Project Summary (2005-2010)

While arsenic has long been recognized as a human carcinogen, the non-cancerous health effects of arsenic ingestion in the drinking water can also lead to significant disease, including cardiovascular disease, arteriosclerosis, diabetes and chronic pulmonary disease. The effects of in utero or early postnatal exposure on alterations in development, leading to non-cancerous health effects have not been studied. This proposal explores the developmental effects of arsenic in the lung. The lung is a late developing organ, with growth continuing past the age of five years in humans. The researchers’ hypothesis is that ingestion of arsenic in drinking water results in altered in utero and postnatal gene expression important in lung development. Alteration in expression of these genes during critical developmental periods will result in chronic disease in the adult. To answer these questions, the researchers are taking the following approaches:

1.   Determining the dose response of arsenic-induced altered gene expression in fetal and neonatal lung. Their preliminary results indicate that extracellular matrix genes that are important for proper development during these critical periods are altered by in utero and adult exposures to arsenic.

2.   Correlating altered expression with phenotype. Protein expression patterns of genes identified as changing in a dose dependent manner in whole lung are being mapped using immunohistochemical techniques. Organ structural alterations are being determined using quantitative morphological techniques.
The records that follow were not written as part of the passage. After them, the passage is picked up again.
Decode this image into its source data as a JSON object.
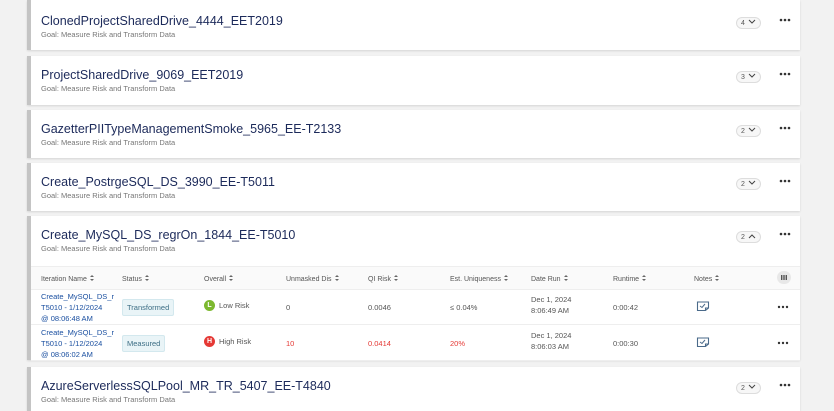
{
  "projects": [
    {
      "title": "ClonedProjectSharedDrive_4444_EET2019",
      "goal": "Goal: Measure Risk and Transform Data",
      "count": "4",
      "expanded": false
    },
    {
      "title": "ProjectSharedDrive_9069_EET2019",
      "goal": "Goal: Measure Risk and Transform Data",
      "count": "3",
      "expanded": false
    },
    {
      "title": "GazetterPIITypeManagementSmoke_5965_EE-T2133",
      "goal": "Goal: Measure Risk and Transform Data",
      "count": "2",
      "expanded": false
    },
    {
      "title": "Create_PostrgeSQL_DS_3990_EE-T5011",
      "goal": "Goal: Measure Risk and Transform Data",
      "count": "2",
      "expanded": false
    },
    {
      "title": "Create_MySQL_DS_regrOn_1844_EE-T5010",
      "goal": "Goal: Measure Risk and Transform Data",
      "count": "2",
      "expanded": true
    },
    {
      "title": "AzureServerlessSQLPool_MR_TR_5407_EE-T4840",
      "goal": "Goal: Measure Risk and Transform Data",
      "count": "2",
      "expanded": false
    }
  ],
  "table": {
    "headers": [
      "Iteration Name",
      "Status",
      "Overall",
      "Unmasked Dis",
      "QI Risk",
      "Est. Uniqueness",
      "Date Run",
      "Runtime",
      "Notes"
    ],
    "rows": [
      {
        "name": [
          "Create_MySQL_DS_r",
          "T5010 - 1/12/2024",
          "@ 08:06:48 AM"
        ],
        "status": "Transformed",
        "overall_letter": "L",
        "overall": "Low Risk",
        "overall_color": "#7cb82f",
        "unmasked": "0",
        "qi_risk": "0.0046",
        "uniqueness": "≤ 0.04%",
        "date": [
          "Dec 1, 2024",
          "8:06:49 AM"
        ],
        "runtime": "0:00:42",
        "value_color": "#555555"
      },
      {
        "name": [
          "Create_MySQL_DS_r",
          "T5010 - 1/12/2024",
          "@ 08:06:02 AM"
        ],
        "status": "Measured",
        "overall_letter": "H",
        "overall": "High Risk",
        "overall_color": "#e53935",
        "unmasked": "10",
        "qi_risk": "0.0414",
        "uniqueness": "20%",
        "date": [
          "Dec 1, 2024",
          "8:06:03 AM"
        ],
        "runtime": "0:00:30",
        "value_color": "#e53935"
      }
    ]
  }
}
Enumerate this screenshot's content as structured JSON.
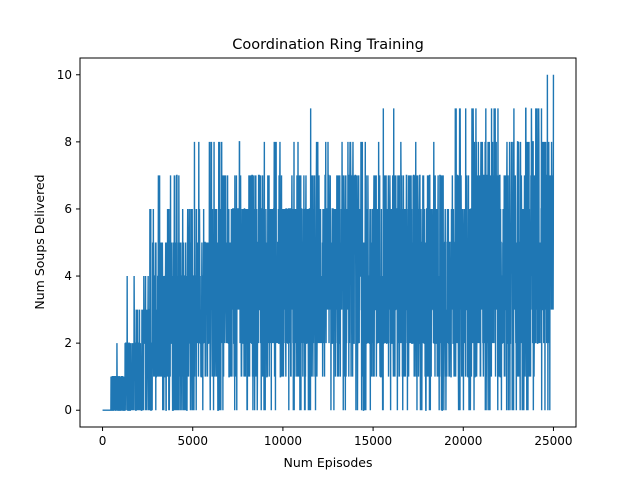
{
  "chart_data": {
    "type": "line",
    "title": "Coordination Ring Training",
    "xlabel": "Num Episodes",
    "ylabel": "Num Soups Delivered",
    "xlim": [
      -1250,
      26250
    ],
    "ylim": [
      -0.5,
      10.5
    ],
    "xticks": [
      0,
      5000,
      10000,
      15000,
      20000,
      25000
    ],
    "yticks": [
      0,
      2,
      4,
      6,
      8,
      10
    ],
    "xtick_labels": [
      "0",
      "5000",
      "10000",
      "15000",
      "20000",
      "25000"
    ],
    "ytick_labels": [
      "0",
      "2",
      "4",
      "6",
      "8",
      "10"
    ],
    "grid": false,
    "legend": "none",
    "series_color": "#1f77b4",
    "series": [
      {
        "x_start": 0,
        "x_end": 25000,
        "n_points": 25000,
        "envelope_x": [
          0,
          400,
          500,
          1000,
          1500,
          2000,
          2500,
          3000,
          3500,
          4000,
          4500,
          5000,
          6000,
          7000,
          8000,
          9000,
          10000,
          11000,
          11500,
          12000,
          13000,
          14000,
          15000,
          16000,
          17000,
          18000,
          19000,
          20000,
          21000,
          22000,
          23000,
          24000,
          25000
        ],
        "upper_envelope": [
          0,
          0,
          1,
          3,
          4,
          3,
          5,
          7,
          6,
          7,
          7,
          8,
          8,
          8,
          8,
          8,
          8,
          8,
          9,
          8,
          8,
          8,
          8,
          9,
          8,
          8,
          9,
          9,
          9,
          9,
          9,
          9,
          10
        ],
        "lower_envelope": [
          0,
          0,
          0,
          0,
          0,
          0,
          0,
          0,
          0,
          0,
          0,
          0,
          0,
          0,
          0,
          0,
          0,
          0,
          0,
          0,
          0,
          0,
          0,
          0,
          0,
          0,
          0,
          0,
          0,
          0,
          0,
          0,
          0
        ],
        "dense_band_low": [
          0,
          0,
          0,
          0,
          0,
          0,
          0,
          0,
          0,
          0,
          0,
          1,
          1,
          1,
          1,
          1,
          1,
          1,
          1,
          1,
          1,
          1,
          1,
          1,
          1,
          1,
          1,
          1,
          1,
          1,
          1,
          1,
          3
        ],
        "dense_band_high": [
          0,
          0,
          1,
          1,
          2,
          3,
          4,
          5,
          5,
          6,
          6,
          6,
          6,
          7,
          7,
          7,
          7,
          7,
          7,
          7,
          7,
          7,
          7,
          7,
          7,
          7,
          7,
          7,
          8,
          8,
          8,
          8,
          8
        ]
      }
    ]
  }
}
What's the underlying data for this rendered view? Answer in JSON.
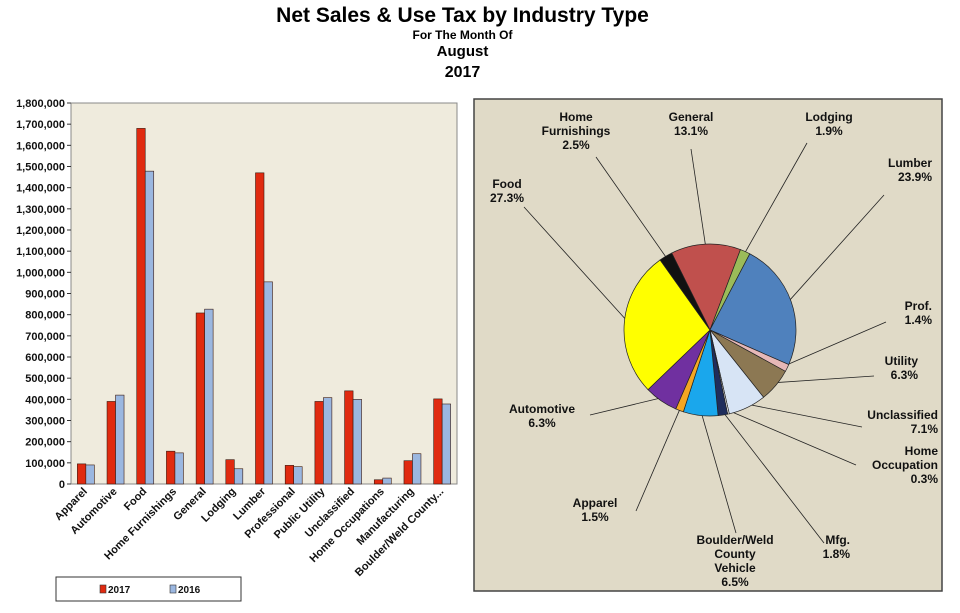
{
  "header": {
    "title": "Net Sales & Use Tax by Industry Type",
    "subtitle": "For The Month Of",
    "month": "August",
    "year": "2017"
  },
  "colors": {
    "series_2017": "#e02a10",
    "series_2016": "#9bb7e0",
    "plot_bg": "#efebdd",
    "pie_bg": "#e0dac7"
  },
  "chart_data": [
    {
      "type": "bar",
      "title": "",
      "xlabel": "",
      "ylabel": "",
      "ylim": [
        0,
        1800000
      ],
      "yticks": [
        "0",
        "100,000",
        "200,000",
        "300,000",
        "400,000",
        "500,000",
        "600,000",
        "700,000",
        "800,000",
        "900,000",
        "1,000,000",
        "1,100,000",
        "1,200,000",
        "1,300,000",
        "1,400,000",
        "1,500,000",
        "1,600,000",
        "1,700,000",
        "1,800,000"
      ],
      "categories": [
        "Apparel",
        "Automotive",
        "Food",
        "Home Furnishings",
        "General",
        "Lodging",
        "Lumber",
        "Professional",
        "Public Utility",
        "Unclassified",
        "Home Occupations",
        "Manufacturing",
        "Boulder/Weld County..."
      ],
      "series": [
        {
          "name": "2017",
          "color": "#e02a10",
          "values": [
            95000,
            390000,
            1680000,
            155000,
            808000,
            115000,
            1470000,
            88000,
            390000,
            440000,
            20000,
            110000,
            402000
          ]
        },
        {
          "name": "2016",
          "color": "#9bb7e0",
          "values": [
            90000,
            420000,
            1478000,
            147000,
            826000,
            72000,
            955000,
            82000,
            408000,
            400000,
            28000,
            143000,
            378000
          ]
        }
      ],
      "legend": {
        "placement": "bottom-left",
        "entries": [
          "2017",
          "2016"
        ]
      },
      "grid": false
    },
    {
      "type": "pie",
      "title": "",
      "slices": [
        {
          "name": "General",
          "label_lines": [
            "General",
            "13.1%"
          ],
          "value": 13.1,
          "color": "#c0504d"
        },
        {
          "name": "Lodging",
          "label_lines": [
            "Lodging",
            "1.9%"
          ],
          "value": 1.9,
          "color": "#9bbb59"
        },
        {
          "name": "Lumber",
          "label_lines": [
            "Lumber",
            "23.9%"
          ],
          "value": 23.9,
          "color": "#4f81bd"
        },
        {
          "name": "Prof.",
          "label_lines": [
            "Prof.",
            "1.4%"
          ],
          "value": 1.4,
          "color": "#e6b8b7"
        },
        {
          "name": "Utility",
          "label_lines": [
            "Utility",
            "6.3%"
          ],
          "value": 6.3,
          "color": "#8c7853"
        },
        {
          "name": "Unclassified",
          "label_lines": [
            "Unclassified",
            "7.1%"
          ],
          "value": 7.1,
          "color": "#d7e4f5"
        },
        {
          "name": "Home Occupation",
          "label_lines": [
            "Home",
            "Occupation",
            "0.3%"
          ],
          "value": 0.3,
          "color": "#ffffff"
        },
        {
          "name": "Mfg.",
          "label_lines": [
            "Mfg.",
            "1.8%"
          ],
          "value": 1.8,
          "color": "#1f2d5c"
        },
        {
          "name": "Boulder/Weld County Vehicle",
          "label_lines": [
            "Boulder/Weld",
            "County",
            "Vehicle",
            "6.5%"
          ],
          "value": 6.5,
          "color": "#1aa7ec"
        },
        {
          "name": "Apparel",
          "label_lines": [
            "Apparel",
            "1.5%"
          ],
          "value": 1.5,
          "color": "#f5a623"
        },
        {
          "name": "Automotive",
          "label_lines": [
            "Automotive",
            "6.3%"
          ],
          "value": 6.3,
          "color": "#7030a0"
        },
        {
          "name": "Food",
          "label_lines": [
            "Food",
            "27.3%"
          ],
          "value": 27.3,
          "color": "#ffff00"
        },
        {
          "name": "Home Furnishings",
          "label_lines": [
            "Home",
            "Furnishings",
            "2.5%"
          ],
          "value": 2.5,
          "color": "#111111"
        }
      ]
    }
  ]
}
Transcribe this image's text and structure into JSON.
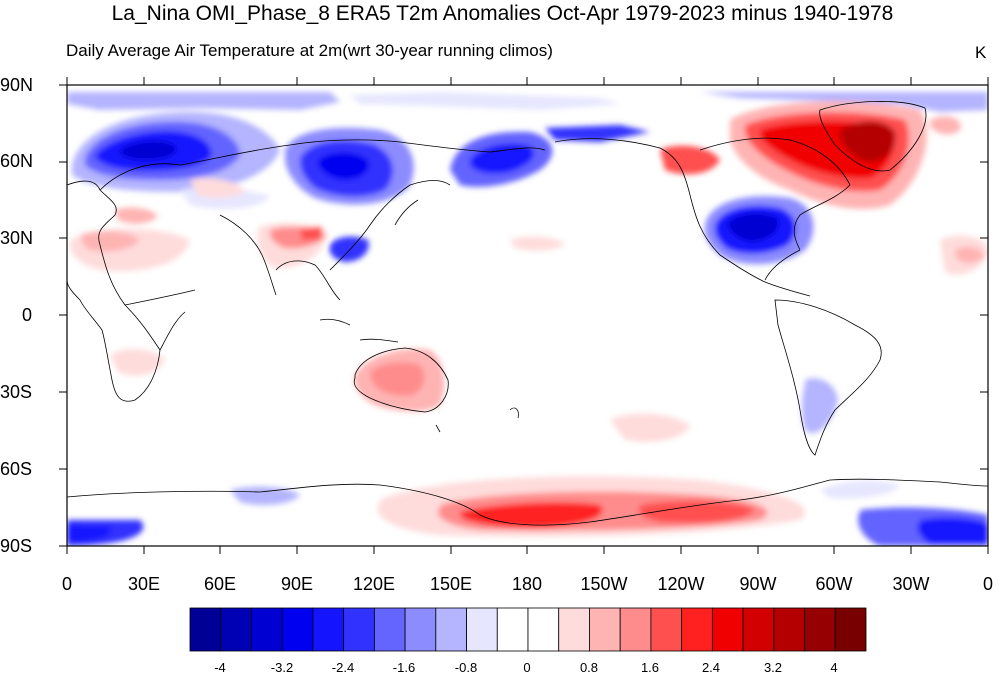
{
  "title": "La_Nina OMI_Phase_8 ERA5 T2m Anomalies Oct-Apr 1979-2023 minus 1940-1978",
  "subtitle_left": "Daily Average Air Temperature at 2m",
  "subtitle_mid": "(wrt 30-year running climos)",
  "units": "K",
  "lat_labels": [
    "90N",
    "60N",
    "30N",
    "0",
    "30S",
    "60S",
    "90S"
  ],
  "lon_labels": [
    "0",
    "30E",
    "60E",
    "90E",
    "120E",
    "150E",
    "180",
    "150W",
    "120W",
    "90W",
    "60W",
    "30W",
    "0"
  ],
  "colorbar": {
    "colors": [
      "#000096",
      "#0000b4",
      "#0000d2",
      "#0000f0",
      "#1414ff",
      "#3232ff",
      "#6464ff",
      "#8c8cff",
      "#b4b4ff",
      "#e6e6ff",
      "#ffffff",
      "#ffffff",
      "#ffdcdc",
      "#ffb4b4",
      "#ff8c8c",
      "#ff5050",
      "#ff2020",
      "#f00000",
      "#d20000",
      "#b40000",
      "#960000",
      "#780000"
    ],
    "tick_labels": [
      "-4",
      "-3.2",
      "-2.4",
      "-1.6",
      "-0.8",
      "0",
      "0.8",
      "1.6",
      "2.4",
      "3.2",
      "4"
    ]
  }
}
3.   Assessing effects of folic acid deficiency and supplementation on alteration of gene expression and phenotype induced by exposure to arsenic. Altered gene expression following arsenic exposure has been correlated with altered DMA methylation. Expression of extracellular matrix genes (collagen and elastin) has previously been regulated by DMA methylation status. Therefore, the researchers are determining whether arsenic-induced alteration in expression of collagens and elastin are correlated with methylation status. In humans, the nutritional state of folate was correlated with DMA methylation, and supplementation with folate is protective against several types of birth defects. Dietary folate supplementation represents a potential intervention/prevention strategy for lung disease induced by arsenic in populations at risk.